« Charbon, acier, football et bière sont ici indissociables. Ils imprègnent notre culture et notre communauté » : à 59 ans, le patron du Borussia Dortmund Hans-Joachim Watzke est de ceux qui auront un pincement au cœur vendredi.
Ce jour-là, la dernière mine du bassin de la Ruhr sera murée à jamais.
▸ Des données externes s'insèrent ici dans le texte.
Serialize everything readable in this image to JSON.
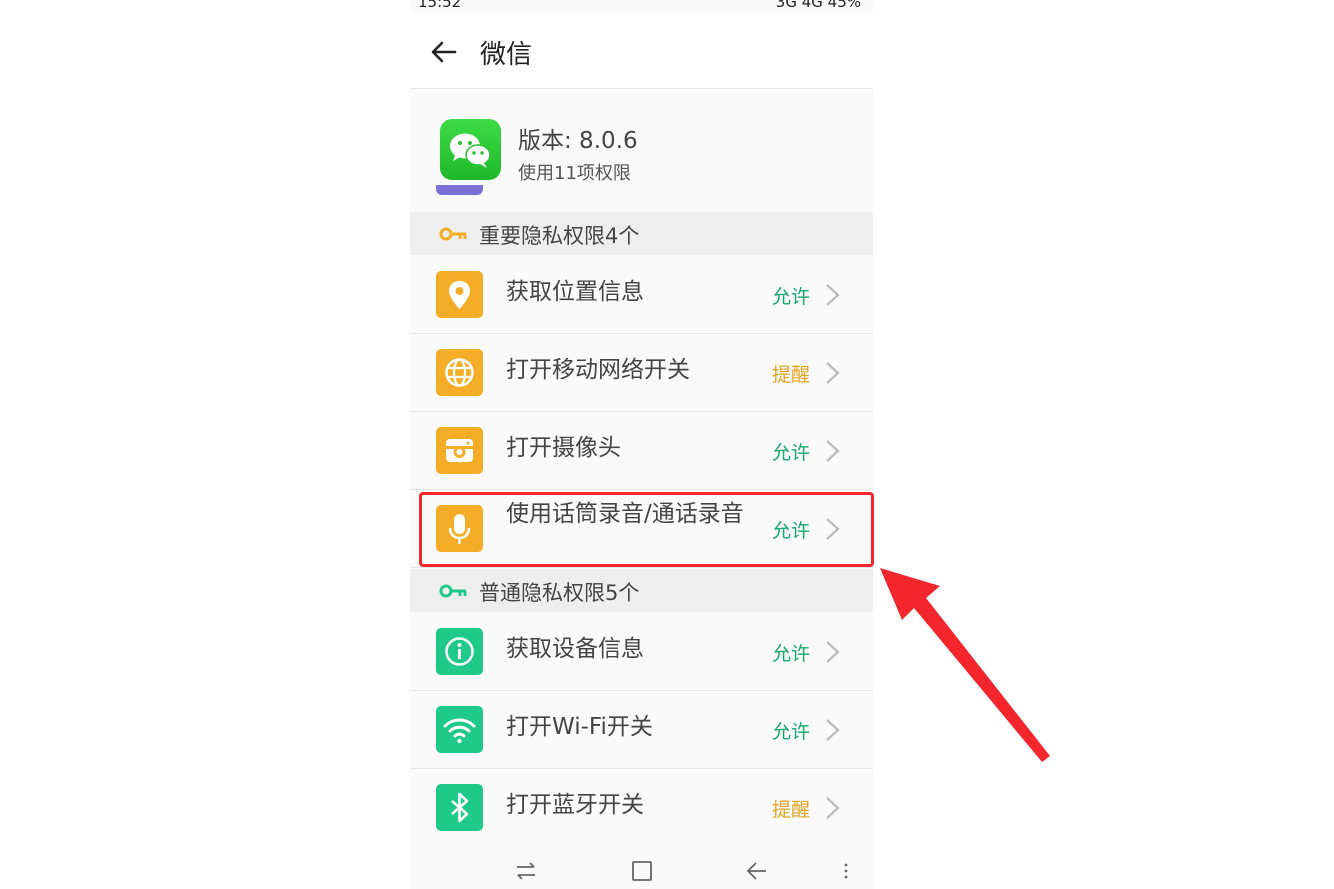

Mais le charbon, sang et âme de l’Allemagne industrielle depuis le XIXe siècle, laissera derrière lui un immense héritage populaire : le football. « Sans cette histoire minière, nous n’aurions pas les clubs que nous avons aujourd’hui, directement issus du monde de la mine », confirme Manuel Neukirchner, le directeur du musée du football de Dortmund.
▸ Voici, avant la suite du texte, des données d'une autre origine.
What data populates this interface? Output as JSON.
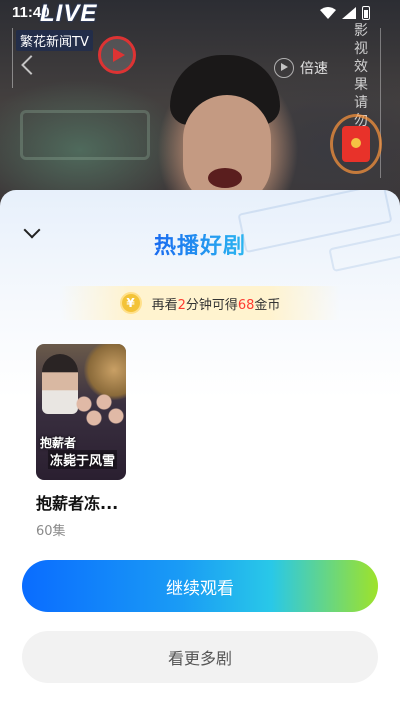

Schalke et Dortmund sont les porte-étendards de cette Ruhr très densément peuplée – cinq millions d’habitants -, qui compta après-guerre jusqu’à sept clubs professionnels ! Aujourd’hui, Bochum et Duisbourg évoluent encore en deuxième division. Seul Londres, en Europe, peut s’enorgueillir d’une plus grande concentration d’équipes sur un territoire aussi exigu.
La solidarité avant tout
Mercredi, Schalke avait invité 2 000 mineurs pour son match contre Leverkusen : les maillots des joueurs étaient tous floqués du nom de l’un des puits de la région. Samedi, ce sont les stars de Dortmund qui porteront sur la poitrine l’inscription : « Danke Kumpel » (Merci camarade). « Ces hommages à un monde disparu vont droit au cœur des supporters », confie Hartmut Hering, expert du football local : « Pour les clubs, c’est 80% de marketing et 20% de conviction mais, au final, tout le monde est gagnant. Les clubs savent que le respect de la tradition est une condition du soutien de leurs fans. »
Car le foot, dans la Ruhr, est bien plus qu’un divertissement de fin de semaine. C’est, pour beaucoup, un lieu privilégié de la vie sociale. La solidarité, vertu indispensable sous terre, est une valeur essentielle ici. Le public de Dortmund n’a pas choisi par hasard le célèbre You’ll Never Walk Alone (Vous ne marcherez jamais seul) de Liverpool pour accueillir ses joueurs avant chaque match.
« Les habitants de la Ruhr ne sont pas des individualistes : ils ne se contentent pas de jouer au football ensemble, ils vivent aussi le football ensemble », autour de clubs qui jouent souvent un rôle social auprès des plus pauvres, note Manuel Neukirchner.
Schalke, avec six titres de champion d’Allemagne de 1934 à 1942, fut la première place forte du foot régional. Mais après la guerre, plus rien n’existe. Le pays est en ruines, la population a faim. La seule richesse est le charbon de la Ruhr, énergie vitale de la reconstruction. Des centaines de milliers de migrants affluent des régions polonaises perdues par le Reich et se mêlent à la population locale pour extraire cet or noir. Pour les hommes, le foot est quasiment l’unique distraction. Et le ciment de leur nouvelle communauté.
« Ruhrpott ! Ruhrpott ! »
« C’est l’époque où les mines soutiennent leurs équipes, en utilisant le charbon comme produit de troc contre des ballons, des maillots, des chaussures, ou pour dédommager des équipes visiteuses », raconte Hartmut Hering. « Les meilleurs joueurs bénéficient de postes aménagés pour pouvoir s’entraîner. Et dans ces années de disette, les équipes touchent des rations de nourriture supplémentaires ».
« Le dimanche, tout le monde était au stade et le lundi, à la mine, on ne parlait que du match ! », racontait avant son décès en 2015 Jule Ludorf, légendaire attaquant de l’après-guerre : « A l’époque, on ne pouvait pas se permettre de mal jouer, toute la famille était dans les tribunes et les compagnons à la mine nous en parlaient toute la semaine ».
Cœur de l’Europe industrielle, la Ruhr est aussi devenue celui de l’Europe du football en 1997, lorsque Schalke et Dortmund ont remporté à une semaine d’intervalle la Coupe de l’UEFA et la Ligue des champions. « J’ai encore la chair de poule quand j’en parle », sourit Manuel Neukirchner. « A l’époque, les supporters des deux clubs rivaux ont fraternisé, et partagé un même cri de guerre : Ruhrpott ! Ruhrpott ! ». Une expression familière qui désigne, pour les habitants de la Ruhr, leur ancien bassin minier. Un dernier legs du charbon à la culture populaire.